FINDING YOUR PURPOSE : A LETTER TO MY YOUNGER SELF
Before we get started: This post was originally shared with my email community in September 2020.
Finding purpose in my life and work feels important. The reason for this is very simple. I believe that when we have a vision for the future, when we create something to look forward to, we create HOPE. I shared some thoughts with my community of subscribers a few weeks ago and thought I’d share them here too. If you’d like to receive letters like this to your inbox every other Saturday, you can sign up below. You’ll also receive two free photography e-books: Simple Snaps & Looking for Light and a creative self-care planner.
Dear ten year old me,
One afternoon, not too far from now, you’ll step into a pokey little room with brown curtains and carpet stains for your “career guidance” meeting. A middle-aged man who smells of stale coffee and cigarettes will sit at a cluttered desk and try to dictate your fate. You’ll wonder how a life can be decided through multiple-choice tick boxes.
I know you can’t imagine how on earth it’s possible to choose just one job for the rest of your life. And trust me when I say, don’t worry, it doesn’t need to be this way. Maybe there is no one neat box for you. You can shift and pivot as often as you like. Everything you do counts. Nothing is wasted. You may end up doing work that looks nothing like anyone else's. This is ok and should be encouraged. There’ll be many peaks and troughs, much head-scratching and soul-searching. There may even be a few years where you don’t work at all. Don’t let this rob you of your confidence. It’s always there, you might just need to dig for it.
Your teens will be a yo-yo. A heady mix of melancholic longing, feeling the pull of a thousand different directions as you try to find the one that fits. Don’t let the mean girls make you feel less than you are. It was never about you anyway.
There will be this crazy thing called the Internet, it’s hard to explain but basically, at any point on any given day, you’ll be able to see everyone else’s great successes. You’ll look often. It’ll make you feel as though you’re not enough. But I want you to get into the habit of a sense-checking everything you’re seeing. Ask yourself this one question: what is their motivation to show me this? You’ll find the answer to be more simple than you could’ve imagined.
Then get your blinkers on and do your own thing.
Why? Because if you don’t, you run the risk of always looking, always longing. And it’s never possible to figure out your own path from the sidelines. Just. Get. Going.

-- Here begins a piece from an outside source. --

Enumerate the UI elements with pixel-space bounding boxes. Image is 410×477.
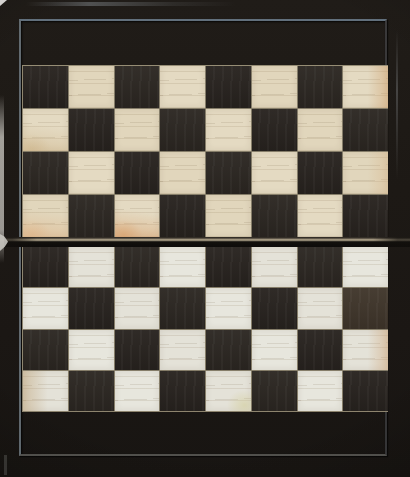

I won’t tell you what lies ahead because I don’t think that’s helpful, but what I will say is that anything that comes your way, you’ll find the fortitude to face and somehow, you’ll arrive on the other side almost grateful for the challenges, no matter how much they hurt.

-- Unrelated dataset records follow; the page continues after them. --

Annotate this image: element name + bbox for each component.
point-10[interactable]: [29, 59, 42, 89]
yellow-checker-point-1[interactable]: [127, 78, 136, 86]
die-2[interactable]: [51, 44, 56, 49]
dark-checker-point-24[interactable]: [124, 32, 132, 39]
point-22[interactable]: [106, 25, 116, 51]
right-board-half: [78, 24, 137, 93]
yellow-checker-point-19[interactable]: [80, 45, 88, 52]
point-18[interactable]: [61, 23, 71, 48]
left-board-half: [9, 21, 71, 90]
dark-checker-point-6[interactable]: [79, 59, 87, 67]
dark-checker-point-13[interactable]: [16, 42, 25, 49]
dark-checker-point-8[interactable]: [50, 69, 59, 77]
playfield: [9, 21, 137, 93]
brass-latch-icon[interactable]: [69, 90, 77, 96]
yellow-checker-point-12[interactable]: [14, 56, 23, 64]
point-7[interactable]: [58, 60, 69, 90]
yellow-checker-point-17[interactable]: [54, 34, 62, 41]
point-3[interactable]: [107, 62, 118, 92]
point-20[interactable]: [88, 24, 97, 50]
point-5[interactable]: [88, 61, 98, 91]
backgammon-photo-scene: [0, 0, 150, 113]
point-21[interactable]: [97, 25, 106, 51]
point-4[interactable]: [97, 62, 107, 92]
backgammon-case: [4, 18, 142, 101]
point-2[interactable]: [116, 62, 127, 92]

Adversity will come, but to push on through and find ways to rise again and again builds strength and resilience. And even if you don’t want this for yourself, do it for your daughter so you can show her what it means to be a person in the world who cares.
Be a person in the world who cares. Make your thing. Root it in who you are. Make it quietly, make it loudly, make it gently, make it bravely. Whatever works for you, on any given day, is absolutely fine. Just get going, and keep going.